Monty adds to his artillery

Adding to the joy of cricket fans in the UK, Walkers have announced a new flavour of crisps - chilli and lemon. The product, specially designed for the UK's growing south Asian population, boasts packaging that features information in Hindi. And considering that the likes of Gary Lineker - who has been the face of Walkers since 1995 - surely won't be able to stand all that spice, Walkers have looked for an alternative and found ... Monty Panesar! The new crisps will be launched with a massive marketing campaign featuring radio ad spots with Monty, an appearance at the Asian Lifestyle Show, and giveaways at cricket matches. Monty himself described the whole thing as a new challenge and predicted its success with the UK's Asian communities.
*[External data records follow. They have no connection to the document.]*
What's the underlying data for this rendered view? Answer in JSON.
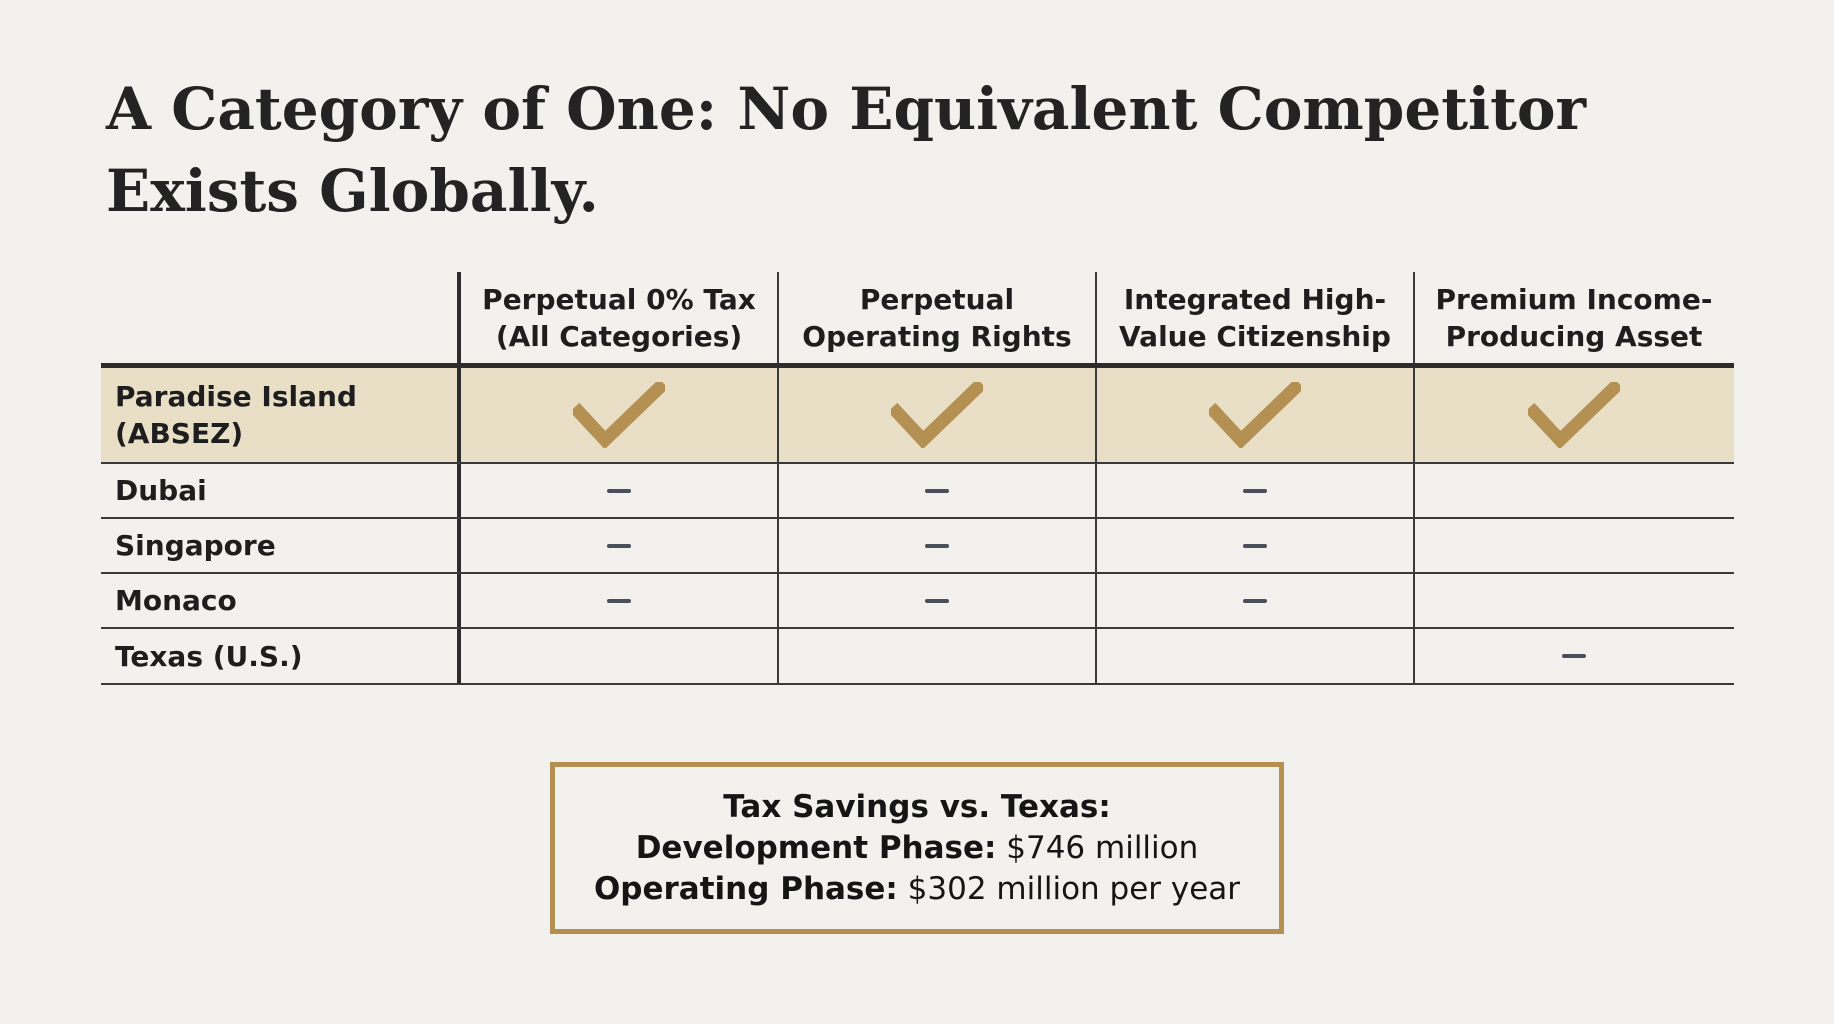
{
  "title": "A Category of One: No Equivalent Competitor Exists Globally.",
  "accent_color": "#b49052",
  "highlight_color": "#e9dfc6",
  "table": {
    "columns": [
      "Perpetual 0% Tax\n(All Categories)",
      "Perpetual\nOperating Rights",
      "Integrated High-\nValue Citizenship",
      "Premium Income-\nProducing Asset"
    ],
    "rows": [
      {
        "label": "Paradise Island\n(ABSEZ)",
        "highlight": true,
        "cells": [
          "check-icon",
          "check-icon",
          "check-icon",
          "check-icon"
        ]
      },
      {
        "label": "Dubai",
        "highlight": false,
        "cells": [
          "dash-icon",
          "dash-icon",
          "dash-icon",
          ""
        ]
      },
      {
        "label": "Singapore",
        "highlight": false,
        "cells": [
          "dash-icon",
          "dash-icon",
          "dash-icon",
          ""
        ]
      },
      {
        "label": "Monaco",
        "highlight": false,
        "cells": [
          "dash-icon",
          "dash-icon",
          "dash-icon",
          ""
        ]
      },
      {
        "label": "Texas (U.S.)",
        "highlight": false,
        "cells": [
          "",
          "",
          "",
          "dash-icon"
        ]
      }
    ]
  },
  "callout": {
    "heading": "Tax Savings vs. Texas:",
    "lines": [
      {
        "label": "Development Phase:",
        "value": "$746 million"
      },
      {
        "label": "Operating Phase:",
        "value": "$302 million per year"
      }
    ]
  }
}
The language barrier. No more

World Cup 2007 was a nexus of nightmares for Pakistan; early exit, death of coach, retirement of captain. But before all that, the team were banned from talking in English - more due to their lack of familiarity with the language than anything else. To counter problems of that sort, Shoaib Malik has started taking English lessons from a specially appointed tutor. According to a close friend of the new captain, "Malik is very serious about his image and that of the country." The Pakistan Cricket Board has for once picked up on the players' weakness and has not only asked other players to follow suit, but is also looking to have language classes for young players attending the National Cricket Academy and training camps. Alas, no more "Thanks to the boys who play very well".

A surprise to forget

You have been bowled out for 62, Muralitharan has snapped up a horde of wickets, and Sangakkara has racked up a double hundred. You arrive at your hotel hoping to catch some rest, and hopefully a change of fortune for the next Test. Not if you're Mohammad Rafique, who found a welcoming band of monkeys waiting in his room. "They just attacked me once I entered my room. Hotel authority immediately dispersed them by shooting blanks," said Rafique, who was not amused by the surprise party. He had earlier bowled 35 overs in the second Test without any success and, following the monkey-attack, announced that he would be skipping the ODIs altogether.

In need of a break

There has been plenty of criticism directed the West Indies Cricket Board's way following the doomed World Cup, Brian Lara's parting shots, and most recently, the controversy over a media article by Chris Gayle. Keeping with the trend, Dave Martins, of the band Tradewinds, has recorded a satirical calypso suggesting the WICB "Take a Rest". Distributed to radio stations across the Caribbean, the song takes a shot at the board's handling of recent situations, especially on the administration front, and has lyrics that say, among other things, that the board made "Holding and Richards cry". Martins has said he wants a "real campaign going in each island", with "simple signs all over the place, even bumper stickers" in order to do the trick. Who knows, we might see a resurgence of the mighty West Indies yet.